Toutes les chaines de télévisions font face à une baisse significative de leurs recettes chaque année (que ce soit publicitaire pour les chaines privées ou dotation de l'état pour les chaines publiques). Les recettes de distributions (ce que payent les FAI pour reprendre les chaines) sont également en baisse entre -5 et -10% chaque année. Les diversifications misent en place via les applications (publicité, abonnement payant, accord avec Netflix ou Prime vidéo) ne permettent pas d'augmenter les revenus, ils permettent juste de limiter la baisse.
L’arrivée des grands acteurs internationaux démultiplient l’offre de contenus disponibles, captent les audiences, le budget des ménages et une part croissante du marché publicitaire ; ils impactent non seulement les revenus des acteurs historiques, mais aussi leurs charges, exerçant une pression à la hausse sur le coût d’accès aux contenus premium : achats de droits sportifs, production de films et séries...
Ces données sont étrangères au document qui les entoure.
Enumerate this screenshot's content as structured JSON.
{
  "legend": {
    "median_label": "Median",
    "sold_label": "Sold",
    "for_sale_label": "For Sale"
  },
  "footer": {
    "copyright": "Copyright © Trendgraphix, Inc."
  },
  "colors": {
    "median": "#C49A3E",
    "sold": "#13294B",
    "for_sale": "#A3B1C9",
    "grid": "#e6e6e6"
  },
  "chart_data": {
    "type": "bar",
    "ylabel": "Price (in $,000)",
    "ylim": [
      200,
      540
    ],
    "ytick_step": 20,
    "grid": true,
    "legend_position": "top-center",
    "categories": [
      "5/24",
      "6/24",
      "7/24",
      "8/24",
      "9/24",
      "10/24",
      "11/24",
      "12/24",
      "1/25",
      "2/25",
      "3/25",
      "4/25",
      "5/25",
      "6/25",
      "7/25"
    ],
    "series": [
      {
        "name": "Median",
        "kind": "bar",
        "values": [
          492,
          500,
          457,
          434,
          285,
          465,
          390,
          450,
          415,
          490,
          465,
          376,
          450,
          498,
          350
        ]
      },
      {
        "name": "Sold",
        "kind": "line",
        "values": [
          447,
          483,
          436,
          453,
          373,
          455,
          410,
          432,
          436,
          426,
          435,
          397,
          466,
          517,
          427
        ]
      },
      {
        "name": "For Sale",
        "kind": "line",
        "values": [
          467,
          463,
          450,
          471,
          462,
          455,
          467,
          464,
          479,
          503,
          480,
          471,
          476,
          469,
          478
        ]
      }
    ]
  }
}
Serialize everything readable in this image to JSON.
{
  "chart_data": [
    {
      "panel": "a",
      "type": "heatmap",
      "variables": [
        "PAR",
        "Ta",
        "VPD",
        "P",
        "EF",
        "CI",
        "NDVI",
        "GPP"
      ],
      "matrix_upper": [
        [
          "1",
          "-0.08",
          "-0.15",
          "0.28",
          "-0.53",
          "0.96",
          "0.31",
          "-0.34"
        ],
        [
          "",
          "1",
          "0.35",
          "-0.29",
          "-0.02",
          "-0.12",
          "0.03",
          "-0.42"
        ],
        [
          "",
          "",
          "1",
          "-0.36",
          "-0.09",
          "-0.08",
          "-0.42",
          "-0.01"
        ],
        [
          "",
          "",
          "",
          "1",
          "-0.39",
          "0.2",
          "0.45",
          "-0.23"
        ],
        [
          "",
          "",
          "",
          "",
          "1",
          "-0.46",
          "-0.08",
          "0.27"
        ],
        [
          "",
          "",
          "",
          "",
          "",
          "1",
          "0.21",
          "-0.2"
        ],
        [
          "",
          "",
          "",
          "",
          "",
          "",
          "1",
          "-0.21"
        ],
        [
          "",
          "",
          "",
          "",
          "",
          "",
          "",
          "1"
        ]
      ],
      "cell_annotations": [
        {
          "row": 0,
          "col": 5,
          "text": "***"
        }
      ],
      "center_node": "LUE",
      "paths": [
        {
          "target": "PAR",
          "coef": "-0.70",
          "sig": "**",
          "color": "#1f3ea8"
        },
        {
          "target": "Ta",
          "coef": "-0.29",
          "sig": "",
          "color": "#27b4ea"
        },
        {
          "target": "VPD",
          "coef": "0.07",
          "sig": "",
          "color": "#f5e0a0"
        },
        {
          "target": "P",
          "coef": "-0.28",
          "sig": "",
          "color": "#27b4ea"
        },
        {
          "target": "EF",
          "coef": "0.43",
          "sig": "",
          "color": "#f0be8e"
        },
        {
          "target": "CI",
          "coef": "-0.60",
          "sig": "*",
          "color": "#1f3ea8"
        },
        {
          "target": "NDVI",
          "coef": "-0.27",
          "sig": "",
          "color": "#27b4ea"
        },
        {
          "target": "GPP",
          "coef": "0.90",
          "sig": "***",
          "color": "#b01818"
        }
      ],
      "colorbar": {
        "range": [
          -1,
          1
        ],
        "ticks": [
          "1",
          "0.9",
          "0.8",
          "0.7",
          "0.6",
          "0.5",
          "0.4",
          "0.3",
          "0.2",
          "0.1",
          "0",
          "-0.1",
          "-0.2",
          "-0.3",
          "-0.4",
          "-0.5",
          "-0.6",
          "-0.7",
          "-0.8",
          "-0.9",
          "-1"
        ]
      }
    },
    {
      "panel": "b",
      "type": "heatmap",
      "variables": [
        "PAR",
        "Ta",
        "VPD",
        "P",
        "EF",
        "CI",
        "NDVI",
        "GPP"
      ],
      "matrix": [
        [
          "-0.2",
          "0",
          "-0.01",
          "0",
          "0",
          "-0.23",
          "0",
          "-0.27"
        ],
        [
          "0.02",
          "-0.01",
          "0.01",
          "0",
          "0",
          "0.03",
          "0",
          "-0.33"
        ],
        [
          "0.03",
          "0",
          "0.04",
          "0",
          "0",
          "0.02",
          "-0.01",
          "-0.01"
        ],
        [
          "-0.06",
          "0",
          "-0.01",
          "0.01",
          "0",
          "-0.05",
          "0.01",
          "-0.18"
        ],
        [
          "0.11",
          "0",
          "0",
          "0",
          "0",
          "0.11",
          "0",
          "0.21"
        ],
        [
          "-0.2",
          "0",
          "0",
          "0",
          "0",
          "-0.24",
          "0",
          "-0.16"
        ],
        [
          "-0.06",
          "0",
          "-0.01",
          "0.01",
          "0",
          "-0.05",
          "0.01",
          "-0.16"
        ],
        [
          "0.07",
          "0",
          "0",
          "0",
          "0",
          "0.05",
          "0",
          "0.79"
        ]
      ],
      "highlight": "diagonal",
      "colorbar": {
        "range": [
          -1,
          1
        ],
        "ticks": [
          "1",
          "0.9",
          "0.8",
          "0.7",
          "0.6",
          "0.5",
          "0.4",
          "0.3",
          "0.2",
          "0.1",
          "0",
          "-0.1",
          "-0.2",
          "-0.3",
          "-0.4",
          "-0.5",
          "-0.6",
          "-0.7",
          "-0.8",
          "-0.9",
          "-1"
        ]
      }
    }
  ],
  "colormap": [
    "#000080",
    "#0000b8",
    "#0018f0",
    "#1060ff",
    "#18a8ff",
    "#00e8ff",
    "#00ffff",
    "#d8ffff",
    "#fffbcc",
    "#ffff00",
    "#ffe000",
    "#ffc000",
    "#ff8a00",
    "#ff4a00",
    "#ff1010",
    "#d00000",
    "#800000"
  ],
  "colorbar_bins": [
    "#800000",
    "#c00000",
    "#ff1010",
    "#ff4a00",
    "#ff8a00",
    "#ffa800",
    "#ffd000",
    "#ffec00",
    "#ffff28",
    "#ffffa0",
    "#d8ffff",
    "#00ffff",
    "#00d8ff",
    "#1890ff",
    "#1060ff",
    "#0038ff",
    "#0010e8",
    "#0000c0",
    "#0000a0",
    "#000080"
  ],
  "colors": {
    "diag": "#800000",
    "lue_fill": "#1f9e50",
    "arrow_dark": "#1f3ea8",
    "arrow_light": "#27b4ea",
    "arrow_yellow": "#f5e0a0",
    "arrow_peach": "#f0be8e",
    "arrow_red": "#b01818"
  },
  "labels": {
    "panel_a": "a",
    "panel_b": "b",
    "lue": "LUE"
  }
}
En parallèle, la structure de coûts des éditeurs est sous pression : elle suit une tendance à la hausse, notamment sous l’effet conjugué de l’inflation et de la concurrence internationale, difficilement compressible sans nuire à la qualité des contenus.
Il faut donc chercher des économies et il se trouve que l'audience de la TNT s'érode rapidement. Il est donc possible qu'aucun acteurs ne souhaiterait diffuser de l'UHD sur la TNT : Les couts de diffusion d'un multiplexe sont importants (je rappelle qu'ils cherchent à faire des économies) pour une audience modeste (en baisse) et un retour sur investissement nul.
Bref, je suis de plus en plus pessimiste sur l'arrivée de l'UHD sur la TNT : Les coûts de diffusion de la TNT (supportés par les éditeurs) suit une tendance haussière et l'audience de cette diffusion une forte baisse, remplacée par l'IPTV.